Seitz also makes a convincing case that the program is an example of “truly Christian art.” It’s partly the small town, Bible-belt setting. But the Bible-beltness seems as natural as the local diner: “Rectify is a straightforwardly spiritually minded drama in which Southerners weave talk of the presence or absence of God into everyday conversation, along with allusions to prayer and doubt, heaven and hell, sin and redemption. Daniel’s deeply devout sister-in-law, Tawney Talbot (Adelaide Clemens), has casual conversations about God, sin, and afterlife with Daniel, and much pricklier ones with his sister Amantha (Abigail Spencer), who isn’t too big on the whole ‘God has a plan’ thing, given all that’s happened to Daniel and their extended family. Tawney knows her husband Ted Talbot Jr. (Clayne Crawford) is growing apart from her because “we don’t pray together anymore.” This is a world that a lot of Americans live in, and yet you rarely see it depicted on TV. Here it’s portrayed without hype, and with zero condescension.” A couple of episodes in Season 1 focus on Tawney’s efforts to convince Daniel to get baptized.

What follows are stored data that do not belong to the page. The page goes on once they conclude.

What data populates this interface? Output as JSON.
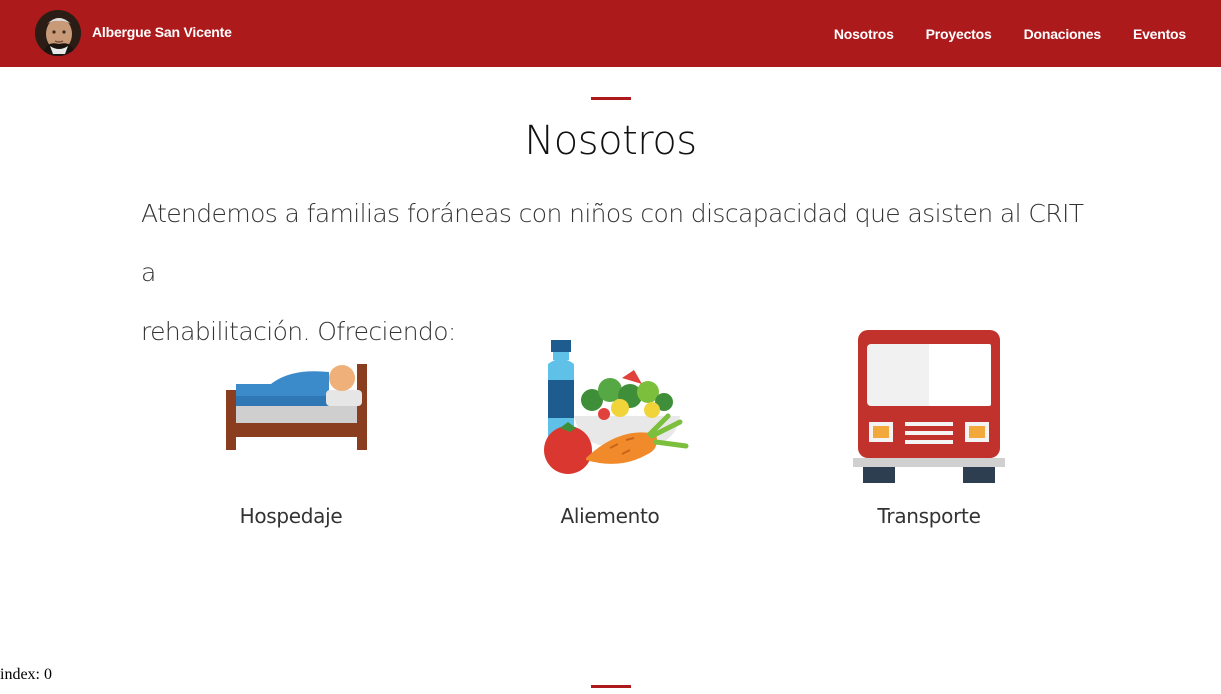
{
  "navbar": {
    "brand_name": "Albergue San Vicente",
    "links": [
      "Nosotros",
      "Proyectos",
      "Donaciones",
      "Eventos"
    ],
    "background_color": "#ad1a1c"
  },
  "about": {
    "title": "Nosotros",
    "intro_line1": "Atendemos a familias foráneas con niños con discapacidad que asisten al CRIT a",
    "intro_line2": "rehabilitación. Ofreciendo:",
    "services": [
      {
        "label": "Hospedaje",
        "icon": "bed-icon"
      },
      {
        "label": "Aliemento",
        "icon": "food-icon"
      },
      {
        "label": "Transporte",
        "icon": "bus-icon"
      }
    ]
  },
  "footer_note": "index: 0"
}
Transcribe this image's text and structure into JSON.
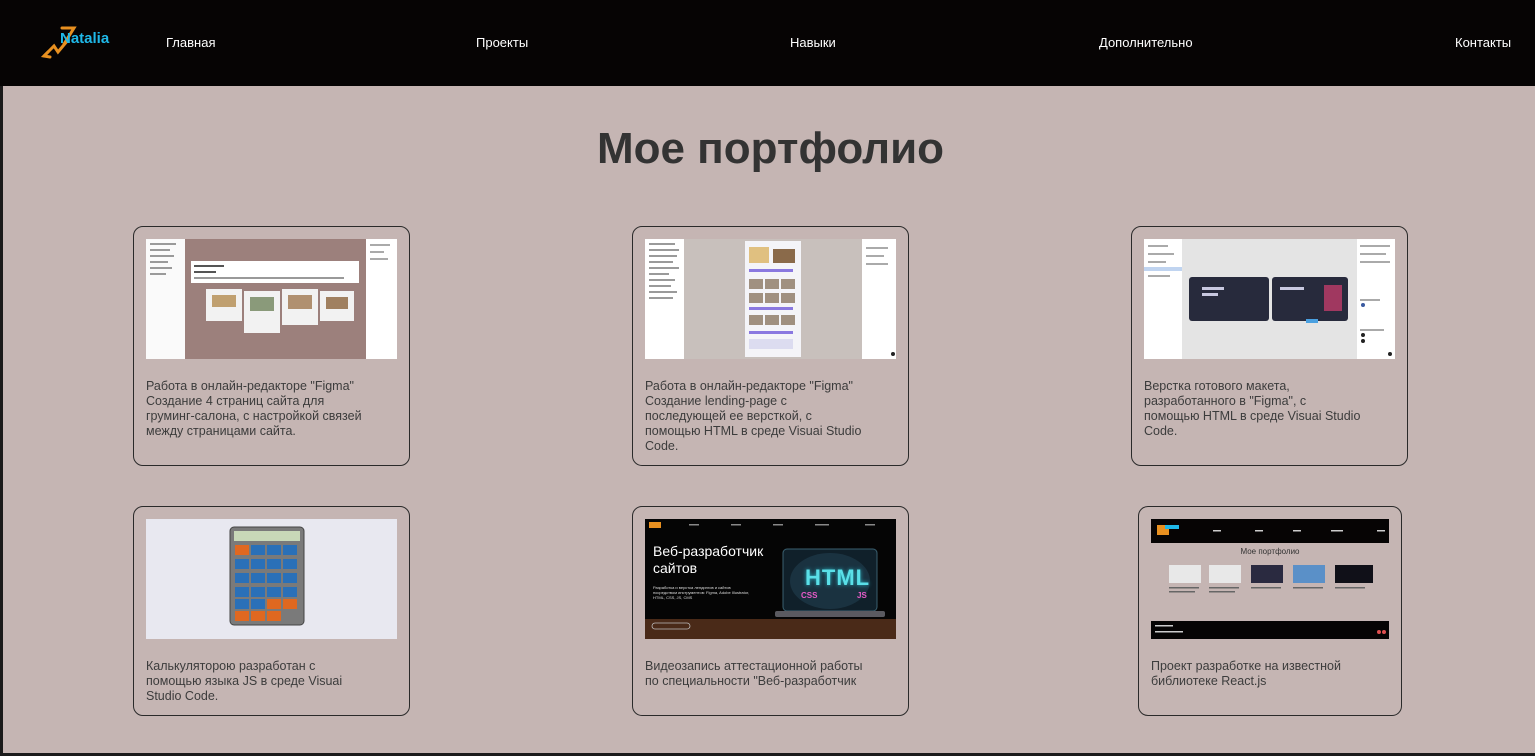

More: “Old and New Testament imagery are built right into the story. The first season consisted of six episodes that unfolded over six consecutive days. The season ended with Young’s character, the former death row inmate and autodidact Daniel Holden, comatose after being attacked by vigilantes; somehow McKinnon has turned ‘He is risen’ upside down (‘He has fallen’) and fused it with ‘On the seventh day, He rested.’ Add that to all the different variations of death/birth already depicted on the series (Daniel was reborn intellectually through his studies in prison, reborn again upon his release, and then reborn yet again when evangelicals baptized him; his presence in town forces many citizens to grapple with un-Christlike revenge fantasies) and you’ve got more Christ imagery than you’d think any TV show could handle. Somehow Rectify handles it. It’s all part of the texture.”